Lastly, a key challenge for pharma is how much it costs to bring one drug into the market. The median per-drug R&D spending of companies that develop more than 6 drugs in a 10-year period is $5.8 billion. Pharma companies worldwide are investing more and more of their resources into multi-omics R&D with a hope to increase the efficiency of their R&D processes and drive the overall costs down. Of course, with bigger investments into multi-omics, challenges of handling data are more important than ever. Companies like Genestack are working towards providing pharma with tools to automate many of these processes and help the discovery scientists to extract knowledge from big data. Moreover, the fact that the Genestack Platform can be run on the cloud can significantly reduce computational cost.

Academia will not help the industry with the financial problems of drug development. However, academics can contribute enormously in the areas of new candidate discovery as well as in developing algorithms to better analyze big data. The Milner Institute’s mission is to enable collaborative research projects throughout the Cambridge area and accelerate formation of new biotechs with a therapeutic outlook. Genestack is looking forward to being part of these new ventures and providing expertise on creating collaborative discovery biodata ecosystems.

Kouzarides and Kapushesky were speaking to Laura Elizabeth Mason, Science Editor for Technology Networks. 

Biographies

Prof. Tony Kouzarides
Tony Kouzarides is Professor of Cancer Biology at the University of Cambridge, Deputy Director of the Gurdon Institute and Director of the Milner Therapeutics Institute.Tony did his PhD at the University of Cambridge and postdoctoral work at MRC Laboratory of Molecular Biology on the cancer inducing potential of human cytomegalovirus. He then went to NYU Medical Center in New York where he worked on the c-Fos onco-protein and the characterization of the leucine zipper. He returned to Cambridge to lead a research group at the Gurdon Institute. The Kouzarides Research Group is focused on epigenetic modifications on Chromatin, RNA and DNA and their involvement in cancer. Tony is part of the Executive Board of the Cambridge Cancer Centre and on the Scientific Advisory Board of two Institutes on Spain (CRG in Barcelona and CABIMER in Seville).

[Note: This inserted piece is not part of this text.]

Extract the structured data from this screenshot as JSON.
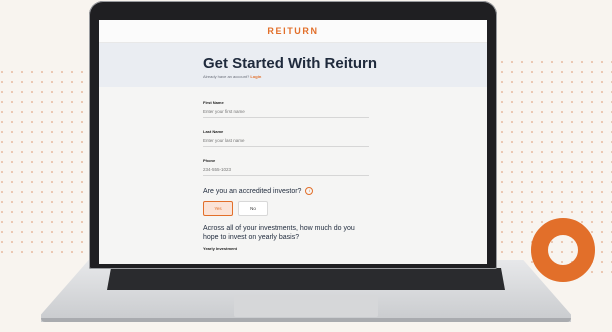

He is the founder and director of a cancer charity based in Spain called "Vencer el Cancer" (Conquer Cancer). Tony is a co- founder of Abcam plc, (a publicly trading research reagents company) a co-founder of two UK based cancer drug discovery companies, Chroma Therapeutics and STORM Therapeutics. Tony has been elected member of the European Molecular Biology organization, is a Fellow of the British Academy of Medical Sciences (FMedSci), Fellow of the Royal Society (FRS) and is a Cancer Research UK Gibbs Fellow. He has been the recipient of several awards and prizes.

Dr. Misha Kapushesky
Prior to Genestack, Dr Kapushesky was a Team Leader in Functional Genomics at the European Bioinformatics Institute. He set up Genestack in 2012 and has worked closely with leading industry partners to build a bioinformatics infrastructure and tools that make it easy to find, combine, analyse and visualise data. Dr. Kapushesky has significant experience in dealing with big data in genomics and has participated in and led international consortia applying bioinformatics to medical research. Before joining the EBI in 2001, he worked at several high-tech start-ups in Boston, USA in the field of large-scale data search and processing. He was educated at Cambridge (Ph.D., Genetics), Oxford and Cornell Universities (B.S., Mathematics, magna cum laude).